Klaus Dirks gehörte zu der Baufirma, die die Kneipp-Anlage gebaut hat. Die runde Schalung sei nicht so einfach gewesen, aber auch das habe man hinbekommen. Er sei damals um die 30 Jahre alt gewesen, sagt der Mann, der heute über 80 Jahre alt ist. Rückblickend stellt er fest: „Für uns war das nichts. Wir waren zu jung. Wir sind lieber in eine Kneipe als zum Kneippen gegangen.“ Bei Brigitte Kopatsch war das ganz anders. Sie berichtet, wie praktisch sie die Anlage erlebt habe, als sie Mitte 20 war. Sie habe in dieser Zeit in der Eichhornstraße gewohnt, und da sei sie gern nach dem Frühstück zum Kneippen. „Das hat gut getan, es hat Spaß gemacht, und es war ganz in der Nähe.“ Damals, so berichtet die Frau, die heute Mitte 70 ist, sei die ganze Kneipp-Anlage noch sehr gepflegt gewesen.

Wann die Anlage in die Jahre kam, weiß heute keiner mehr so genau. Das Interesse am Kneippen habe wohl nachgelassen, sagt Klaus Eberhard. „Die Anlage wurde nicht mehr gepflegt“, sagt Hans-Jürgen Beck, ein früherer Mitarbeiter der Spitalstiftung. Irgendwann sei in den Becken auch kein Wasser mehr gewesen – und die Anlage sei von Menschen aufgesucht worden, die nichts Gutes im Sinn hatten. Inzwischen sind die alten Kneipp-Becken vergessen, und im Krankenhaus-Park halten sich vor allem Patienten und Mitarbeiter auf.

Luise Nitsch auf Spurensuche

Die Erinnerung an die Kneipp-Anlage hat erst Luise Mitsch, die Vorsitzende des Altenhilfevereins, wieder geweckt – und auch die Zeitzeugen für das frühere Bauwerk gefunden. Anstoß dafür gab ein Bild, das in der Spitalstiftung hängt. Darauf sind die Einrichtungen der Klinik und der Seniorenbetreuung exakt verzeichnet, und auch die Becken. Es stammt aus der Hand des verstorbenen Konstanzer Grafikers Erich Hofmann. Auf seiner Grafik ist auch schon der Krankenhaus-Neubau zu sehen, der im Jahr 1971 eröffnet wurde.

Luise Mitsch hat sich nicht nur aus geschichtlichem Interesse mit der früheren Kneipp-Anlage am Klinikum beschäftigt. Sie arbeitet auch daran, in Konstanz wieder neue Kneipp-Anlagen zu errichten, vor allem eine Anlage am Bodenseeufer. Das Gewässer gelte es doch zu nutzen, sagt Mitsch. Für sie gehört das Kneippen zur Gesundheitsvorsorge, ähnlich wie die Trainingsstationen für alle Generationen, die der Konstanzer Altenhilfeverein im Paradies und in Wollmatingen geschaffen hat. Dabei trifft die Initiative auf einen Trend. Das Kneippen als Naturheilmittel ist wieder in. Im Jahr 2015 wurde die Lehre von Sebastian Kneipp (1821-1897), einem katholischen Priester und Naturheilkundler aus bayerisch Schwaben, als „immaterielles Kulturerbe“ anerkannt. Die deutsche Unesco-Kommission hatte dies damals entschieden. Die ganzheitliche Kneipp-Therapie zielt darauf ab, Körper, Geist und Seele des Menschen in Einklang zu bringen.

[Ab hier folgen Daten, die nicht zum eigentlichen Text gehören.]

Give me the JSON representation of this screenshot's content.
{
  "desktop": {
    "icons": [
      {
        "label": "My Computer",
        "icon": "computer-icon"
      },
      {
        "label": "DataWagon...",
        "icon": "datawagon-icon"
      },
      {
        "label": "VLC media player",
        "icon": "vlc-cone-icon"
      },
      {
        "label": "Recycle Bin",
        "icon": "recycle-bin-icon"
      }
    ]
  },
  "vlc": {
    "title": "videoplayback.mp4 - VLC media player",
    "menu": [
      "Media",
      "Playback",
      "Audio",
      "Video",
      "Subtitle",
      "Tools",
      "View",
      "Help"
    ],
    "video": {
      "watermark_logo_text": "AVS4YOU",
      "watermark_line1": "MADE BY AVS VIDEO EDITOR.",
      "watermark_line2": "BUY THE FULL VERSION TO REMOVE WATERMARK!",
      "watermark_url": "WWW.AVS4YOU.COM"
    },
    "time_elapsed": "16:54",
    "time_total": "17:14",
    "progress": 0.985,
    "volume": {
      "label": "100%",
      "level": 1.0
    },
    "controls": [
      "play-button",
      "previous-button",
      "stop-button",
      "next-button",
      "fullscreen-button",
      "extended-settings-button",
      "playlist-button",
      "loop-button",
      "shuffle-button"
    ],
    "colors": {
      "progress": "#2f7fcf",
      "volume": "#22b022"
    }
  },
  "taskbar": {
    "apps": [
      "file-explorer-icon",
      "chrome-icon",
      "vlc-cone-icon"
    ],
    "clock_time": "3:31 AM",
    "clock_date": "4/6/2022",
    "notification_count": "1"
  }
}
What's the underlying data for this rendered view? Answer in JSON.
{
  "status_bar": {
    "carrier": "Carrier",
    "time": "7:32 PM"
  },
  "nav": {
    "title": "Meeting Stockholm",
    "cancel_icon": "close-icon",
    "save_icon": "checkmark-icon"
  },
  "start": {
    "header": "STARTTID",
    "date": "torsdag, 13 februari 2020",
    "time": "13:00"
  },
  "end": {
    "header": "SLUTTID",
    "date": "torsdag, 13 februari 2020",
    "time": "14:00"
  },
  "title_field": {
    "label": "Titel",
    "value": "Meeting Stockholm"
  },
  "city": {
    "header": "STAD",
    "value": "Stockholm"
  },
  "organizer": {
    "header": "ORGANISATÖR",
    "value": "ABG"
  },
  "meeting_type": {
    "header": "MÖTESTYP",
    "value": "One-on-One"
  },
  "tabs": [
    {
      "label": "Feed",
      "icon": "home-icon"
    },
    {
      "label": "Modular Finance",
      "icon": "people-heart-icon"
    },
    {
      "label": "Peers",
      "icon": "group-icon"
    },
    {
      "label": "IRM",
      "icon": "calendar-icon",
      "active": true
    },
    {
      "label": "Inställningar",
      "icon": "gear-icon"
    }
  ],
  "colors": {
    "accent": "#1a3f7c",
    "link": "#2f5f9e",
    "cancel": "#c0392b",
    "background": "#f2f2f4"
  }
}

Brigitte Kopatsch deutet an, wie sie früher die Arme in einem Kneipp-Becken beim Klinikum baden konnte. Heute ist die Anlage teils von Pflanzen überwuchert, teils ganz verschwunden.

An den Freiflächen zwischen Klinik und heutigem Parkplatz stand einst eine Wassertretanlage nach Kneipp, da sind sich (von links) Bernd Krautwasser, Hans-Jürgen Beck, Klaus Dirks und Klaus Eberhard einig. Luise Mitsch, Vorsitzende des Altenhilfevereins hatte die Spurensuche ins Rollen gebracht. Sie alle zeigen den Storchengang, die typische Haltung beim Kneippen.